Emerging Markets Plunge Yet Again, Brazil Rate Decision Ahead
The emerging markets are taking a beating. For the group, the MSCI Emerging Market Index dropped 2.3% on heavy volume through Tuesday. This morning, the situation seems to be worsening. At the forefront of the combustion today is the Indian Rupee. The currency is down an incredible 2.1% against the US dollar this morning. In the past three days, this currency has plunged 6.7%. In the last month, the tumble has amounted to 14.7%. This is an incredible pace that speaks to a dual catalyst: Fed Taper fears are unwinding dangerous carry trades and general deleveraging through risk aversion. For India (and other emerging market) policy authorities the Brazilian real’s stability these past days will look enticing. The $60 billion intervention plan announced last week seems to have stemmed the bleeding.
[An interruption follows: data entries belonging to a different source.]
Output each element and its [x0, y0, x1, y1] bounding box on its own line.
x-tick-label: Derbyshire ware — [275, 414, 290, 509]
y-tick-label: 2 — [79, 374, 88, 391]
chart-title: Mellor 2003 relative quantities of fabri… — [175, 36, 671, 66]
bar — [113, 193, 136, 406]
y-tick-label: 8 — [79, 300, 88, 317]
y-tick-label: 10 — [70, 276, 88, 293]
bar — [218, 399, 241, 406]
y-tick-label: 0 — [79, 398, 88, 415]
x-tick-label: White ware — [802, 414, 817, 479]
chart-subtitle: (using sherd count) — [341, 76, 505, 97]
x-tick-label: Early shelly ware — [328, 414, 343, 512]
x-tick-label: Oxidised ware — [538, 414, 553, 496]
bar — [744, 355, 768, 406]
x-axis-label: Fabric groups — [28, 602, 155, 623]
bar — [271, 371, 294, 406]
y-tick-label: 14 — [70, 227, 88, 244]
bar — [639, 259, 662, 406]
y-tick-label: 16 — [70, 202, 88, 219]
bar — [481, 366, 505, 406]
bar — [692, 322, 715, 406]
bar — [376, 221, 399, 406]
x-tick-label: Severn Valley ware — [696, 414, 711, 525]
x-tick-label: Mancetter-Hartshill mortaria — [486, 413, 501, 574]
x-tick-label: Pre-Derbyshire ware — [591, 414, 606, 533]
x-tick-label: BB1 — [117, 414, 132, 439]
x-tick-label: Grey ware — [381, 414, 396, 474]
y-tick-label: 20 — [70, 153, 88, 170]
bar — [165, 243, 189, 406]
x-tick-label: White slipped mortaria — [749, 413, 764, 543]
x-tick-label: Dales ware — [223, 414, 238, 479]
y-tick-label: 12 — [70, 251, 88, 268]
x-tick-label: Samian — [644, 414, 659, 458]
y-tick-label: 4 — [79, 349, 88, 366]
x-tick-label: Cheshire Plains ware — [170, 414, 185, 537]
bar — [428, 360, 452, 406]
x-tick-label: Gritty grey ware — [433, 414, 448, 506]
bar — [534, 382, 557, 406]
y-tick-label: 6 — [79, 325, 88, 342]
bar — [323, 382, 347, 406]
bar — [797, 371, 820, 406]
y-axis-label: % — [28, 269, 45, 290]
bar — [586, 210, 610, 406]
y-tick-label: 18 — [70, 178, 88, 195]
Will others follow? Meanwhile, Brazil’s central bank is expected to hike rates today.



Euro Steady Despite Equities Plunge, Periphery Yields Climb
While the euro itself proved surprisingly stable this past session, the European capital markets were anything but stable. A benchmark for equities, the Euro Stoxx index plunged 2.6% – again the biggest slide since the Fed’s Taper warning. Meanwhile, the safety bid was also reflected in the sovereign debt market. Yields on the periphery 10-year bonds (Ireland, Spain, Portugal, Greece) climbed. That said, the flight to quality didn’t necessarily drive capital outside the region’s boarders as we saw demand for German, Finnish and Dutch (AAA-rated Eurozone members) debt climb. Headlines such as German Finance Minister Schaeuble suggesting Greece may need up to another €11 billion in aid and ECB’s Asmussen forecasting a weaker 3Q GDP for Germany were unflattering, but it doesn't undermining the appeal of the EU’s stability.



New Zealand Dollar’s Interest Rate Outlook Fading
With an uneven risk aversion move developing this past session, it wasn’t surprising to see the carry-based New Zealand dollar flashing red against all of its major counterparts. The heaviest move would come from the favored yield pair, NZD/JPY, which dropped 2.3 %, the biggest single-day decline since June 11. It is difficult to assess with the overbearing risk theme. And, certainly if this trend continues to develop it should be every kiwi trader’s primary focus. But, there is also a local fundamental concern contributing to this move. The New Zealand dollar has balked at risk aversion flows and experienced considerable gains against fellow ‘risk’ currencies (AUD/NZD) due in part to its robust rate forecast. Yet, the 86 bps of total rate hikes over 12 months expected from the RBNZ through last Monday is now 18 bps lower.



Gold’s Recovery Now 20 Percent Strong, Global Risks Offset Taper
Since setting the three-year low on June 28, gold has advanced a hearty 20%. That is significant progress and under most definitions evidence of a bull trend. Yet, when we put this strength in context – specifically that the two-month rebound is only a third of plunge from last October – there is reason to be cautious. The precious metal’s most recent push beyond $1,400 brings the tally to a four-day climb. We have seen a number of runs of this magnitude in the past year (10 to be precise) and most of them have ended in a revived bear trend. The difference this time is that momentum has changed hands to the bulls in the short-term. The fundamental drive in this move is a combination of market-wide uncertainty in the financial markets seen in the high-correlation drop in global stocks alongside hesitation from the greenback. If the Syrian tensions further add to fear and the dollar doesn’t play the reserve card, gold may return to $1,500 within a week.